Giovanni Francesco Grimaldi
Landscape with Tobias and the Archangel Raphael
ca. 1650
Oil on canvas
174 x 126 cm
Museo Thyssen-Bornemisza, Madrid
Numero de inventario
INV. Nr. 173 (1977.56)

More information about this work

Giovanni Francesco Grimaldi arrived in Rome from Bologna around 1626. Throughout his career he primarily devoted his attention to fresco painting, executing fine compositions that often included striking landscapes for palaces such as those of the Borghese and the Pamphilj families. Among his most notable decorative schemes were those for the Santacroce ai Catinari palace in Rome of 1640–41, depicting Old Testament scenes in panoramic landscapes; those in the Villa Pamphilj comprising a series on Hercules of 1645–47; and those in the Muti-Papazzurri palace of 1660–80. Grimaldi also worked in Paris between 1649 and 1651 in the residence of Cardinal Mazarin and in the Palais du Louvre. In comparison to his extensive output in mural painting, few easel paintings have been attributed to this artist.

The story of Tobias is taken from the Old Testament Apocrypha. Son of Tobit, Tobias travelled from Nineveh to Media to collect a debt on behalf of his father. Tobias was accompanied on his trip by a young man who was in fact the Archangel Raphael, and by a dog. When they reached the banks of the Tigris, Tobias went to bathe and was almost devoured by a huge fish. Raphael instructed Tobias to catch it, cut it up and keep the heart, liver and gall. Tobias used the heart and liver to drive away the curse from his new bride, Sarah, while the gall was used to cure his father’s blindness.

Grimaldi depicts Tobias and the Archangel in the lower right corner of his composition at the moment when the young Tobias has followed Raphael’s instructions and opened up the fish’s stomach. Raphael, who in the original account reveals his divine status after their return to Nineveh, is here already depicted with his wings and a tall staff. The rest of the canvas is occupied by a sweeping landscape with two secondary scenes that are difficult to associate with the story of Tobias. The view that frames the principal incident and which seems in fact to be the main subject of the composition, extends from the banks of a river with a waterfall on the right to a leafy bank on the left. Grimaldi created a sensation of depth by alternating different passages and elements such as the five groups of figures that lead into the landscape, starting with Tobias and the Archangel in the foreground, and which create a visual link with the more distant elements such as the waterfall and behind it the tower, mountains and sky.

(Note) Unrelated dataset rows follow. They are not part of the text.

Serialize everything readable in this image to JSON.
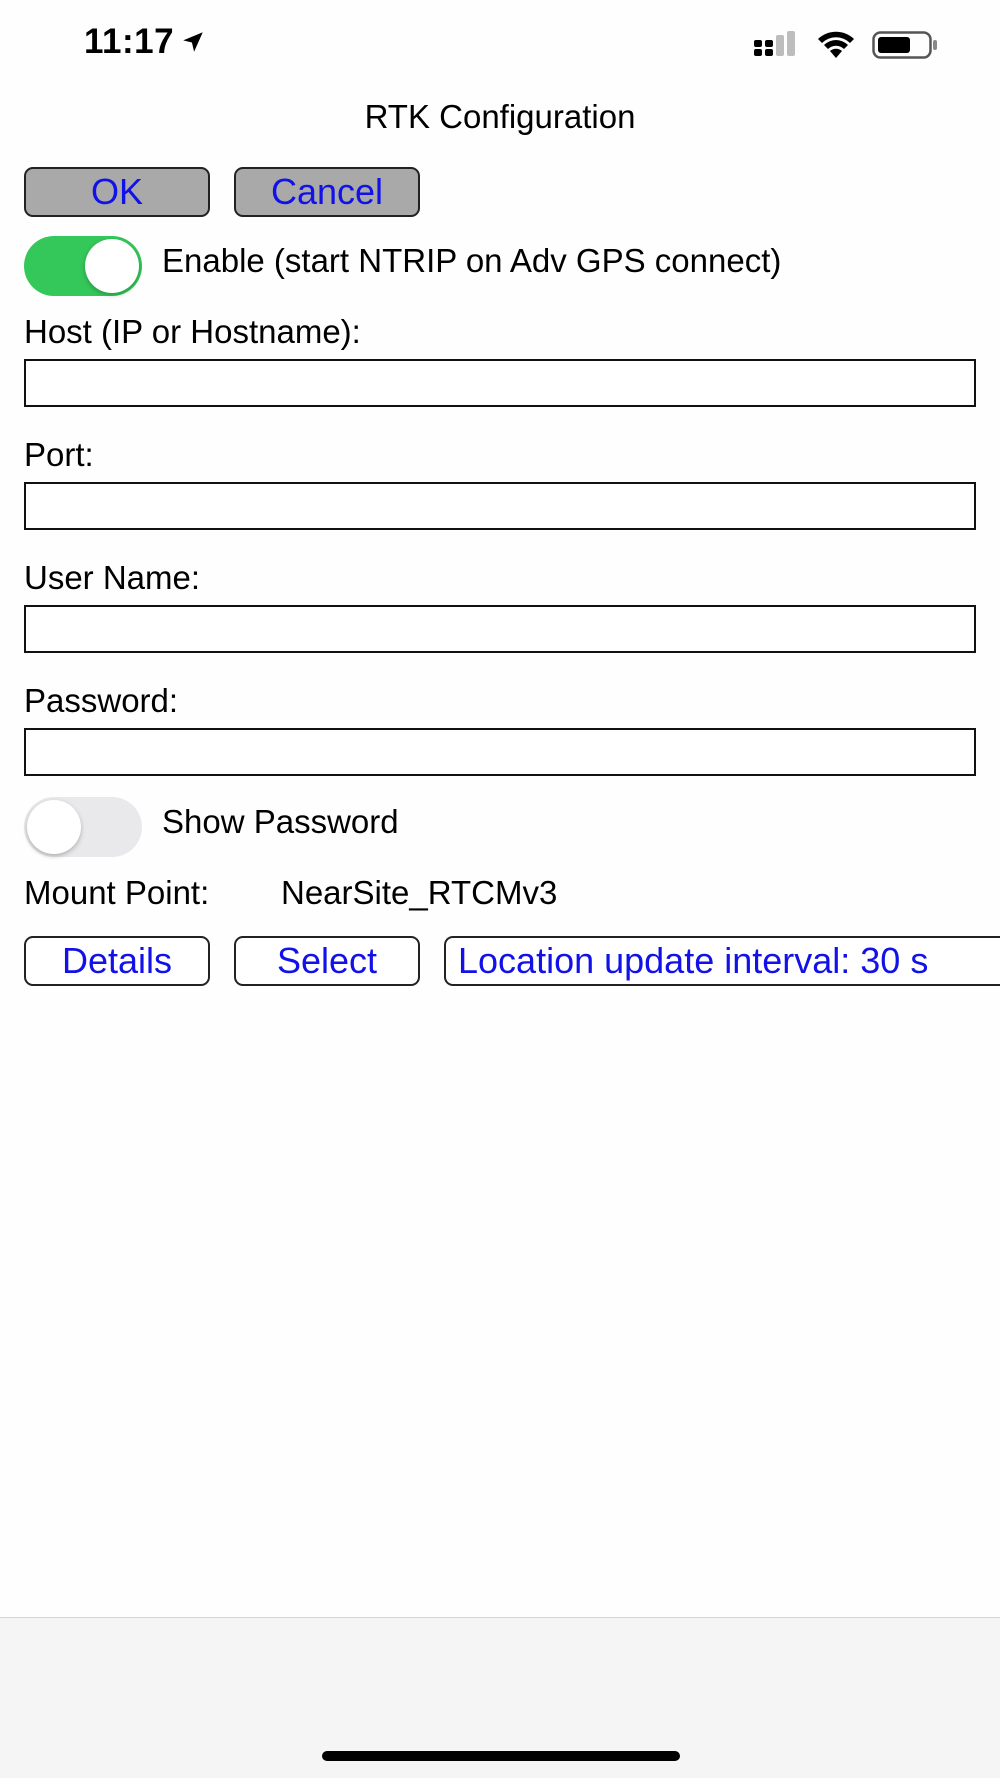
{
  "status_bar": {
    "time": "11:17",
    "icons": [
      "location-arrow-icon",
      "cellular-signal-icon",
      "wifi-icon",
      "battery-icon"
    ]
  },
  "title": "RTK Configuration",
  "buttons": {
    "ok": "OK",
    "cancel": "Cancel",
    "details": "Details",
    "select": "Select",
    "location_interval": "Location update interval: 30 s"
  },
  "enable": {
    "label": "Enable (start NTRIP on Adv GPS connect)",
    "on": true
  },
  "fields": {
    "host_label": "Host (IP or Hostname):",
    "host_value": "",
    "port_label": "Port:",
    "port_value": "",
    "username_label": "User Name:",
    "username_value": "",
    "password_label": "Password:",
    "password_value": ""
  },
  "show_password": {
    "label": "Show Password",
    "on": false
  },
  "mount_point": {
    "label": "Mount Point:",
    "value": "NearSite_RTCMv3"
  },
  "colors": {
    "button_text": "#1111e8",
    "toggle_on": "#34c759",
    "toggle_off": "#e9e9eb",
    "button_gray": "#a9a9a9"
  }
}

As Contini noted, the overall conception of the landscape is characteristic of Grimaldi. He also mentioned the similarity between Tobias and a figure of Tobias by Domenichino in an oil on copper in the National Gallery, London. Another painting by Grimaldi on the same subject (Hunterian Collection, Glasgow) is similar with regard to its composition.

The present canvas entered the Thyssen-Bornemisza collection in 1977.